Issue: GPU Out of Memory During Export or Quantization#

Cause: Model size exceeds available GPU memory.

Solution:

  1. Change to a larger GPU. Empirically a 40GB GPU is enough for 4B or less model and 80GB GPU is enough for 8B or less.

  2. You may try --device cpu flag during quantization and export. However, CPU support may fail for some precisions.

Issue: Calibration Dataset Download Fails (cnn_dailymail not found)#

Cause: Network connectivity issues preventing download of the calibration dataset from HuggingFace, or firewall/proxy blocking access.

Solution:

  1. Check network connectivity to HuggingFace:

curl -I https://huggingface.co
curl -I https://huggingface.co/datasets/abisee/cnn_dailymail
# Should return HTTP 200 OK
  1. If network is down or blocked, download the dataset manually:

git lfs install
git clone https://huggingface.co/datasets/abisee/cnn_dailymail

# Pass the local dataset path explicitly to quantization
tensorrt-edgellm-quantize-llm \
    --model_dir Qwen/Qwen3-0.6B \
    --output_dir quantized/Qwen3-0.6B \
    --quantization fp8 \
    --calib_dataset ./cnn_dailymail/3.0.0

Note: Replace ./cnn_dailymail/3.0.0 with the actual path where you downloaded the dataset.
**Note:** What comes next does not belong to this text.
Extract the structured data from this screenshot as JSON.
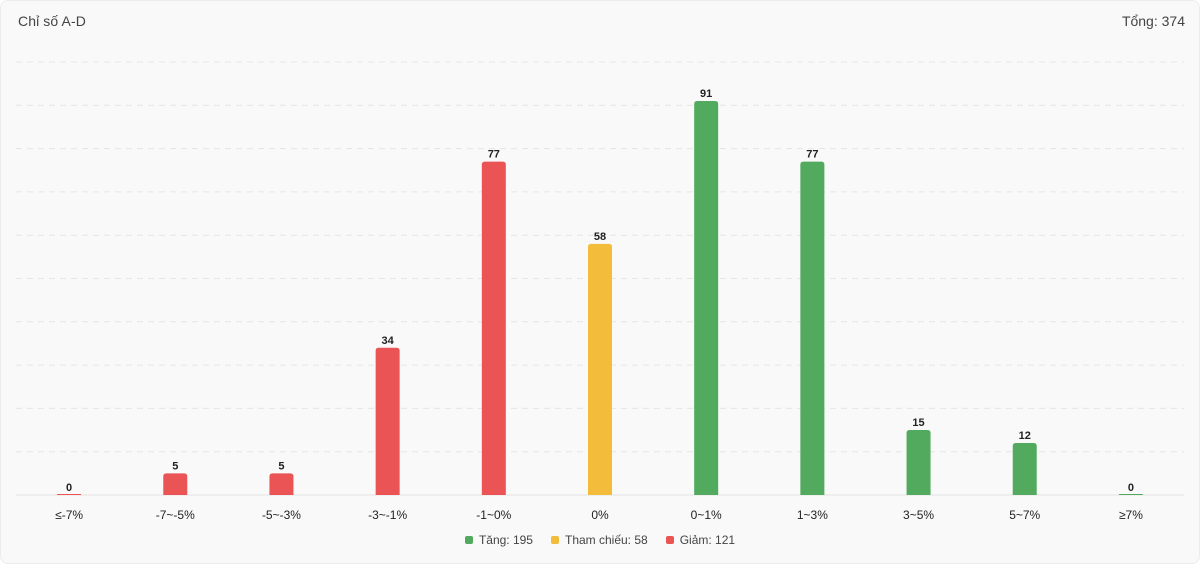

The dataset version 3.0.0 is commonly used for calibration. This allows you to use a local dataset instead of relying on HuggingFace cache.

Issue: Quantization Degrades Accuracy#

Cause: Aggressive quantization or insufficient calibration.

Solution:

  1. Use less aggressive quantization

# Use FP8 instead of INT4 for better accuracy
tensorrt-edgellm-quantize-llm \
  --model_dir model_name \
  --output_dir quantized/model_name \
  --quantization fp8  # Better accuracy than int4, nvfp4, or int8_sq
  1. Change the quantization recipe in tensorrt_edgellm/quantization/llm_quantization.py or tensorrt_edgellm/quantization/visual_quantization.py to disable quantization for most sensitive layers. Follow the documentation of NVIDIA Model Optimizer

  2. Increase calibration size (num_samples field) in tensorrt_edgellm/quantization/llm_quantization.py.